Por outro lado, a fabricação de protótipos físicos auxilia no desenvolvimento de uma série de modelos tangíveis que facilitam a compreensão da forma. O manuseio de um modelo físico propõe um melhor entendimento da tectônica e das diferentes relações espaciais, ajudando o arquiteto a concretizar seu pensamento e chegar a uma solução projetual (SASS; OXMAN, 2006). Consequentemente a modelagem 3D e a fabricação de modelos físicos enriquecem o processo de projeto, tornando a prospecção dos espaços mais intensa.

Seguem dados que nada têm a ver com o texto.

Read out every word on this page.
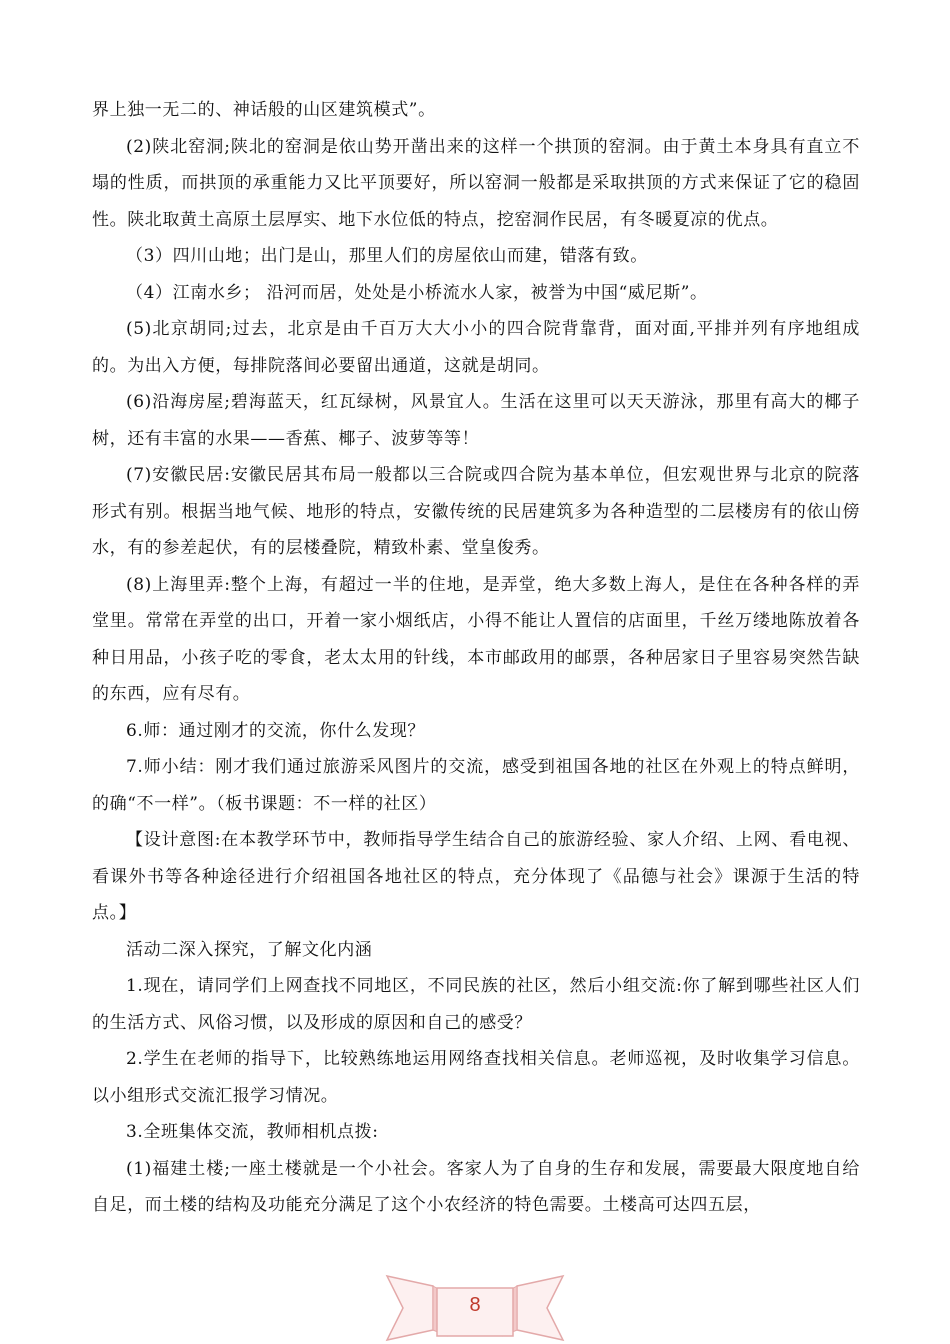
界上独一无二的、神话般的山区建筑模式”。

(2)陕北窑洞;陕北的窑洞是依山势开凿出来的这样一个拱顶的窑洞。由于黄土本身具有直立不塌的性质，而拱顶的承重能力又比平顶要好，所以窑洞一般都是采取拱顶的方式来保证了它的稳固性。陕北取黄土高原土层厚实、地下水位低的特点，挖窑洞作民居，有冬暖夏凉的优点。

（3）四川山地；出门是山，那里人们的房屋依山而建，错落有致。

（4）江南水乡； 沿河而居，处处是小桥流水人家，被誉为中国“威尼斯”。

(5)北京胡同;过去，北京是由千百万大大小小的四合院背靠背，面对面,平排并列有序地组成的。为出入方便，每排院落间必要留出通道，这就是胡同。

(6)沿海房屋;碧海蓝天，红瓦绿树，风景宜人。生活在这里可以天天游泳，那里有高大的椰子树，还有丰富的水果——香蕉、椰子、波萝等等！

(7)安徽民居:安徽民居其布局一般都以三合院或四合院为基本单位，但宏观世界与北京的院落形式有别。根据当地气候、地形的特点，安徽传统的民居建筑多为各种造型的二层楼房有的依山傍水，有的参差起伏，有的层楼叠院，精致朴素、堂皇俊秀。

(8)上海里弄:整个上海，有超过一半的住地，是弄堂，绝大多数上海人，是住在各种各样的弄堂里。常常在弄堂的出口，开着一家小烟纸店，小得不能让人置信的店面里，千丝万缕地陈放着各种日用品，小孩子吃的零食，老太太用的针线，本市邮政用的邮票，各种居家日子里容易突然告缺的东西，应有尽有。

6.师：通过刚才的交流，你什么发现？

7.师小结：刚才我们通过旅游采风图片的交流，感受到祖国各地的社区在外观上的特点鲜明，的确“不一样”。（板书课题：不一样的社区）

【设计意图:在本教学环节中，教师指导学生结合自己的旅游经验、家人介绍、上网、看电视、看课外书等各种途径进行介绍祖国各地社区的特点，充分体现了《品德与社会》课源于生活的特点。】

活动二深入探究，了解文化内涵

1.现在，请同学们上网查找不同地区，不同民族的社区，然后小组交流:你了解到哪些社区人们的生活方式、风俗习惯，以及形成的原因和自己的感受？

2.学生在老师的指导下，比较熟练地运用网络查找相关信息。老师巡视，及时收集学习信息。以小组形式交流汇报学习情况。

3.全班集体交流，教师相机点拨:

(1)福建土楼;一座土楼就是一个小社会。客家人为了自身的生存和发展，需要最大限度地自给自足，而土楼的结构及功能充分满足了这个小农经济的特色需要。土楼高可达四五层，

8
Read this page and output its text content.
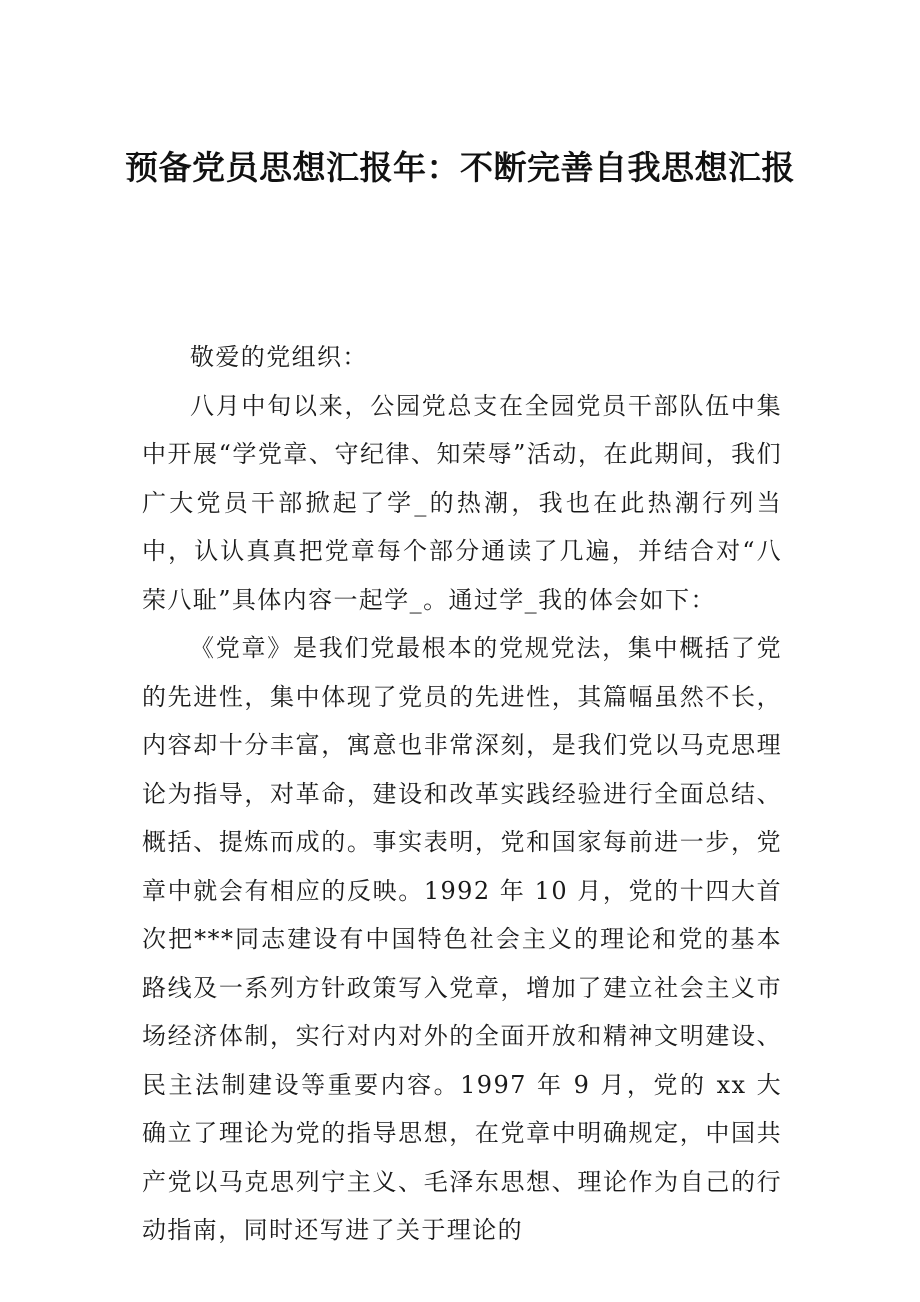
预备党员思想汇报年：不断完善自我思想汇报

敬爱的党组织：

八月中旬以来，公园党总支在全园党员干部队伍中集中开展“学党章、守纪律、知荣辱”活动，在此期间，我们广大党员干部掀起了学_的热潮，我也在此热潮行列当中，认认真真把党章每个部分通读了几遍，并结合对“八荣八耻”具体内容一起学_。通过学_我的体会如下：

《党章》是我们党最根本的党规党法，集中概括了党的先进性，集中体现了党员的先进性，其篇幅虽然不长，内容却十分丰富，寓意也非常深刻，是我们党以马克思理论为指导，对革命，建设和改革实践经验进行全面总结、概括、提炼而成的。事实表明，党和国家每前进一步，党章中就会有相应的反映。1992 年 10 月，党的十四大首次把***同志建设有中国特色社会主义的理论和党的基本路线及一系列方针政策写入党章，增加了建立社会主义市场经济体制，实行对内对外的全面开放和精神文明建设、民主法制建设等重要内容。1997 年 9 月，党的 xx 大确立了理论为党的指导思想，在党章中明确规定，中国共产党以马克思列宁主义、毛泽东思想、理论作为自己的行动指南，同时还写进了关于理论的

Como foi possível apontar anteriormente, cada processo de FD apresenta qualidades e limitações. Cada processo de criação de modelos físicos auxilia no processo de entendimento da geometria e construtibilidade da forma. Diferentes métodos de fabricação – aditivos, subtrativos e fabricação 2D – devem ser cautelosamente empregados de acordo com as necessidades específicas de projeto. Assim, a busca pelo processo de FD mais adequado a cada situação de projeto deve ser decorrente de uma análise criteriosa das proporções e peculiaridades da peça a ser fabricada.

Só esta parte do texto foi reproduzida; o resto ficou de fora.